Various studies have indicated that increased consumption of unhealthy food is one of the major factors contributing to obesity. So, it is logical that making changes in diet will help reduce weight. But before modifying the diet, various factors such as BMI, weight loss goals, comorbidities, and socioeconomic status need to be considered. Individualizing the diet will cater to the person’s needs, making it easier for them to achieve long-term weight loss.
Different dietary approaches lead to weight loss if people adhere to them since they are all calorie deficient. Some of these diets reduce carbohydrates and some reduce fat. It is still not clear if one is truly better than the other in long term. In most cases, weight loss of approximately 0.5 kg per week can be achieved with a 500 kcal deficit diet that is adequate in carbohydrates and proteins, low in fat, and high in fiber. Individuals will find this diet effective as it is easier to follow in the long run, but this may not be applicable for those with higher degrees of obesity (say BMI of > 35).
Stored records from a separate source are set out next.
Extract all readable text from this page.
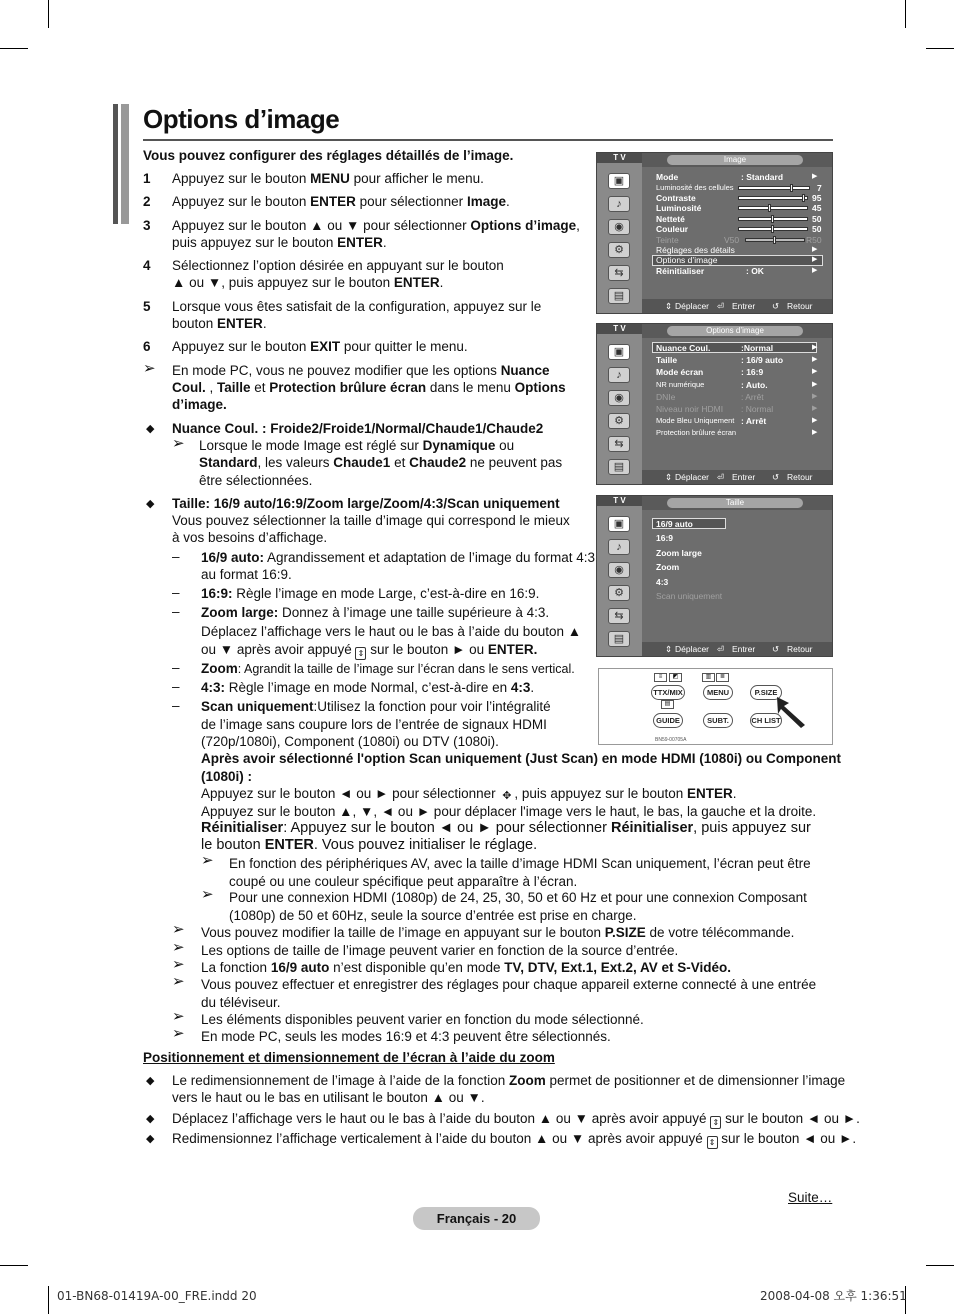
Options d’image
Vous pouvez configurer des réglages détaillés de l’image.
1 Appuyez sur le bouton MENU pour afficher le menu.
2 Appuyez sur le bouton ENTER pour sélectionner Image.
3 Appuyez sur le bouton ▲ ou ▼ pour sélectionner Options d’image,
puis appuyez sur le bouton ENTER.
4 Sélectionnez l’option désirée en appuyant sur le bouton
▲ ou ▼, puis appuyez sur le bouton ENTER.
5 Lorsque vous êtes satisfait de la configuration, appuyez sur le
bouton ENTER.
6 Appuyez sur le bouton EXIT pour quitter le menu.
➢ En mode PC, vous ne pouvez modifier que les options Nuance
Coul. , Taille et Protection brûlure écran dans le menu Options
d’image.
◆ Nuance Coul. : Froide2/Froide1/Normal/Chaude1/Chaude2
➢ Lorsque le mode Image est réglé sur Dynamique ou
Standard, les valeurs Chaude1 et Chaude2 ne peuvent pas
être sélectionnées.
◆ Taille: 16/9 auto/16:9/Zoom large/Zoom/4:3/Scan uniquement
Vous pouvez sélectionner la taille d’image qui correspond le mieux
à vos besoins d’affichage.
– 16/9 auto: Agrandissement et adaptation de l’image du format 4:3
au format 16:9.
– 16:9: Règle l’image en mode Large, c’est-à-dire en 16:9.
– Zoom large: Donnez à l’image une taille supérieure à 4:3.
Déplacez l’affichage vers le haut ou le bas à l’aide du bouton ▲
ou ▼ après avoir appuyé ⇕ sur le bouton ► ou ENTER.
– Zoom: Agrandit la taille de l’image sur l’écran dans le sens vertical.
– 4:3: Règle l’image en mode Normal, c’est-à-dire en 4:3.
– Scan uniquement:Utilisez la fonction pour voir l’intégralité
de l’image sans coupure lors de l’entrée de signaux HDMI
(720p/1080i), Component (1080i) ou DTV (1080i).
Après avoir sélectionné l'option Scan uniquement (Just Scan) en mode HDMI (1080i) ou Component
(1080i) :
Appuyez sur le bouton ◄ ou ► pour sélectionner ✥ , puis appuyez sur le bouton ENTER.
Appuyez sur le bouton ▲, ▼, ◄ ou ► pour déplacer l'image vers le haut, le bas, la gauche et la droite.
Réinitialiser: Appuyez sur le bouton ◄ ou ► pour sélectionner Réinitialiser, puis appuyez sur
le bouton ENTER. Vous pouvez initialiser le réglage.
➢ En fonction des périphériques AV, avec la taille d’image HDMI Scan uniquement, l’écran peut être
coupé ou une couleur spécifique peut apparaître à l’écran.
➢ Pour une connexion HDMI (1080p) de 24, 25, 30, 50 et 60 Hz et pour une connexion Composant
(1080p) de 50 et 60Hz, seule la source d’entrée est prise en charge.
➢ Vous pouvez modifier la taille de l’image en appuyant sur le bouton P.SIZE de votre télécommande.
➢ Les options de taille de l’image peuvent varier en fonction de la source d’entrée.
➢ La fonction 16/9 auto n’est disponible qu’en mode TV, DTV, Ext.1, Ext.2, AV et S-Vidéo.
➢ Vous pouvez effectuer et enregistrer des réglages pour chaque appareil externe connecté à une entrée
du téléviseur.
➢ Les éléments disponibles peuvent varier en fonction du mode sélectionné.
➢ En mode PC, seuls les modes 16:9 et 4:3 peuvent être sélectionnés.
Positionnement et dimensionnement de l’écran à l’aide du zoom
◆ Le redimensionnement de l’image à l’aide de la fonction Zoom permet de positionner et de dimensionner l’image
vers le haut ou le bas en utilisant le bouton ▲ ou ▼.
◆ Déplacez l’affichage vers le haut ou le bas à l’aide du bouton ▲ ou ▼ après avoir appuyé ⇕ sur le bouton ◄ ou ►.
◆ Redimensionnez l’affichage verticalement à l’aide du bouton ▲ ou ▼ après avoir appuyé ⇕ sur le bouton ◄ ou ►.
Suite…
Français - 20
01-BN68-01419A-00_FRE.indd 20	2008-04-08 오후 1:36:51
T V
▣
♪
◉
⚙
⇆
▤
Image
Mode	: Standard	▶
Luminosité des cellules	7
Contraste	95
Luminosité	45
Netteté	50
Couleur	50
Teinte	V50	R50
Réglages des détails	▶
Options d’image	▶
Réinitialiser	: OK	▶
⇕ Déplacer ⏎ Entrer ↺ Retour
T V
▣
♪
◉
⚙
⇆
▤
Options d’image
Nuance Coul.	:Normal	▶
Taille	: 16/9 auto	▶
Mode écran	: 16:9	▶
NR numérique	: Auto.	▶
DNIe	: Arrêt	▶
Niveau noir HDMI : Normal	▶
Mode Bleu Uniquement : Arrêt	▶
Protection brûlure écran	▶
⇕ Déplacer ⏎ Entrer ↺ Retour
T V
▣
♪
◉
⚙
⇆
▤
Taille
16/9 auto
16:9
Zoom large
Zoom
4:3
Scan uniquement
⇕ Déplacer ⏎ Entrer ↺ Retour
≡	◩	▥	≣
▤
TTX/MIX	MENU	P.SIZE
GUIDE	SUBT.	CH LIST
BN59-00705A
For people with a BMI of > 35, a much more intensive diet restriction under the regular supervision of a dietitian is required. This would mean a higher restriction of calories (mainly from carbohydrates) replacing it mostly with proteins and lesser so with fat. These diets must be supervised by a dietician.

Another restrictive diet is the ketogenic diet which consists of high fats (55-60%), moderate proteins (30-35%), and a very low content of carbohydrates (5-10%). The ketogenic diet is superior in producing rapid weight loss in otherwise healthy patients with obesity. The clinical impacts, safety, tolerability, efficacy, and duration of treatment with these diets and potential for weight regain after discontinuation is not well understood. A ketogenic diet may be followed for a minimum of 2 to 3 weeks up to 6 to 12 months. Close monitoring of renal functions while on a ketogenic diet is imperative, and the transition from a ketogenic diet to a standard diet should be gradual and well-controlled. Your dietician is the best person to help you understand the diet and suggest appropriate personalized modifications.